La seconda parte della Quaresima deve essere proprio consacrata più intensamente a questa riflessione, perché non ci avvenga di arrivare alla Settimana Santa svagati come al solito, superficiali e allora le grandi grazie di Pasqua non penetreranno in noi, ma scorreranno vicino a noi senza lasciare una vera traccia.

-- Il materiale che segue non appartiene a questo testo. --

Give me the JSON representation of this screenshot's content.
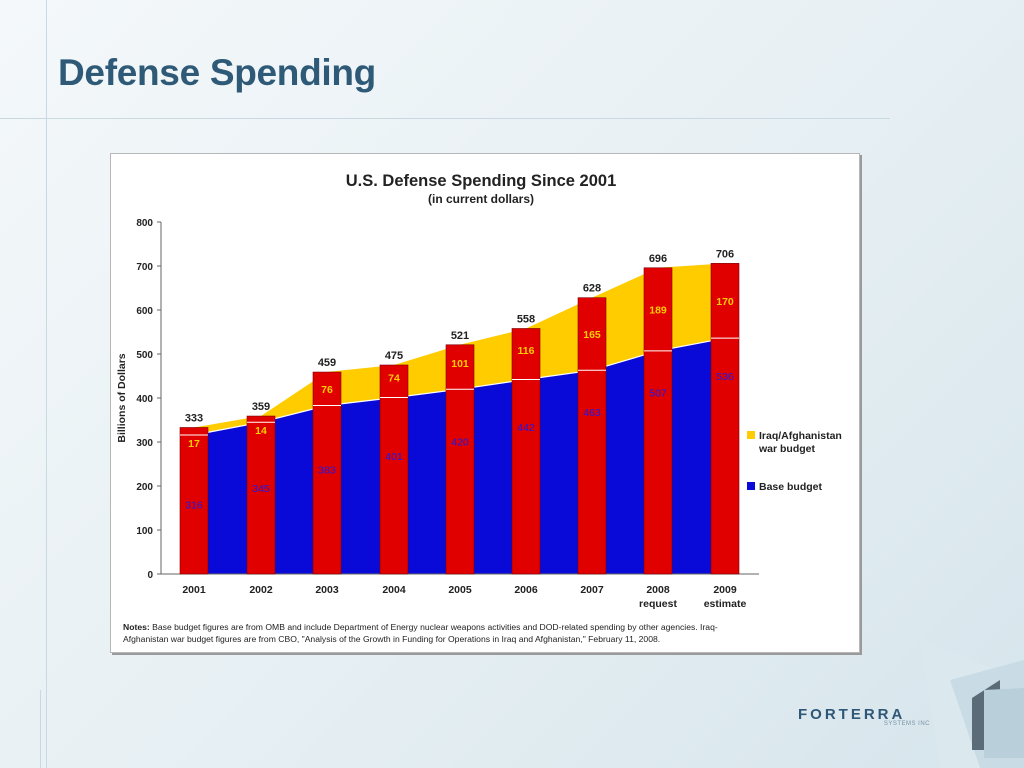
{
  "slide": {
    "title": "Defense Spending"
  },
  "logo": {
    "name": "FORTERRA",
    "subtitle": "SYSTEMS INC"
  },
  "chart_data": {
    "type": "bar",
    "stacked": true,
    "title": "U.S. Defense Spending Since 2001",
    "subtitle": "(in current dollars)",
    "ylabel": "Billions of Dollars",
    "xlabel": "",
    "ylim": [
      0,
      800
    ],
    "yticks": [
      0,
      100,
      200,
      300,
      400,
      500,
      600,
      700,
      800
    ],
    "categories": [
      [
        "2001"
      ],
      [
        "2002"
      ],
      [
        "2003"
      ],
      [
        "2004"
      ],
      [
        "2005"
      ],
      [
        "2006"
      ],
      [
        "2007"
      ],
      [
        "2008",
        "request"
      ],
      [
        "2009",
        "estimate"
      ]
    ],
    "series": [
      {
        "name": "Base budget",
        "values": [
          316,
          345,
          383,
          401,
          420,
          442,
          463,
          507,
          536
        ],
        "color": "#0a0ad8"
      },
      {
        "name": "Iraq/Afghanistan war budget",
        "values": [
          17,
          14,
          76,
          74,
          101,
          116,
          165,
          189,
          170
        ],
        "color": "#ffcc00"
      }
    ],
    "legend_labels": [
      {
        "lines": [
          "Iraq/Afghanistan",
          "war budget"
        ],
        "color": "#ffcc00"
      },
      {
        "lines": [
          "Base budget"
        ],
        "color": "#0a0ad8"
      }
    ],
    "totals": [
      333,
      359,
      459,
      475,
      521,
      558,
      628,
      696,
      706
    ],
    "bar_color": "#e00000",
    "legend_position": "right",
    "grid": false,
    "notes_label": "Notes:",
    "notes": [
      " Base budget figures are from OMB and include Department of Energy nuclear weapons activities and DOD-related spending by other agencies. Iraq-",
      "Afghanistan war budget figures are from CBO, \"Analysis of the Growth in Funding for Operations in Iraq and Afghanistan,\" February 11, 2008."
    ]
  }
}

La seconda cosa che noi dobbiamo cercare di realizzare è un’unione più viva, più intensa con Gesù Eucarestia, perché Gesù non lo abbiamo lontano, lo abbiamo con noi, in mezzo a noi, viene dentro di noi. L’Eucarestia è esperienza di fede del divino. Eucarestia è fare un’unica cosa con Gesù e con Lui presentarci al Padre; è prendere la forza e il gusto delle cose perché troppe volte abbiamo solo il gusto delle cose umane e apprezziamo perfino delle sciocchezze, ma il gusto del divino troppe volte ci manca. Il gusto del divino si acquista nell’Eucarestia. Vorrei che rivedessimo i nostri rapporti con Gesù Eucarestia: che non siano così formali ed esteriori. Eucarestia è comunicazione d’amore, è comunicazione di dono, di un dono che supera ogni intelligenza, di un gusto di cose che realizza, dice la Liturgia: “Miglior sapore che non avesse la manna”. Rivedere le nostre posizioni eucaristiche, di vicinanza con Gesù: Tabernacolo, di unione con Gesù nella redenzione: sacrificio, nell’immergerci nella vita Sua, perché Lui viene a noi per trasformarci in Lui. Vorrei così che questa seconda parte della Quaresima stabilisse in noi la vera pace, la vera soavità, quella che questa domenica “in Laetare” intende preannunciare e attuare, quella soavità per cui ripetiamo: “Il Signore è il mio pastore non manco di nulla, mi rinfranca, mi guida… mi prepari una mensa”. Ecco, è tutto questo fiorire di bene, questa letizia della coscienza, questa pace della nostra anima che noi dobbiamo chiedere.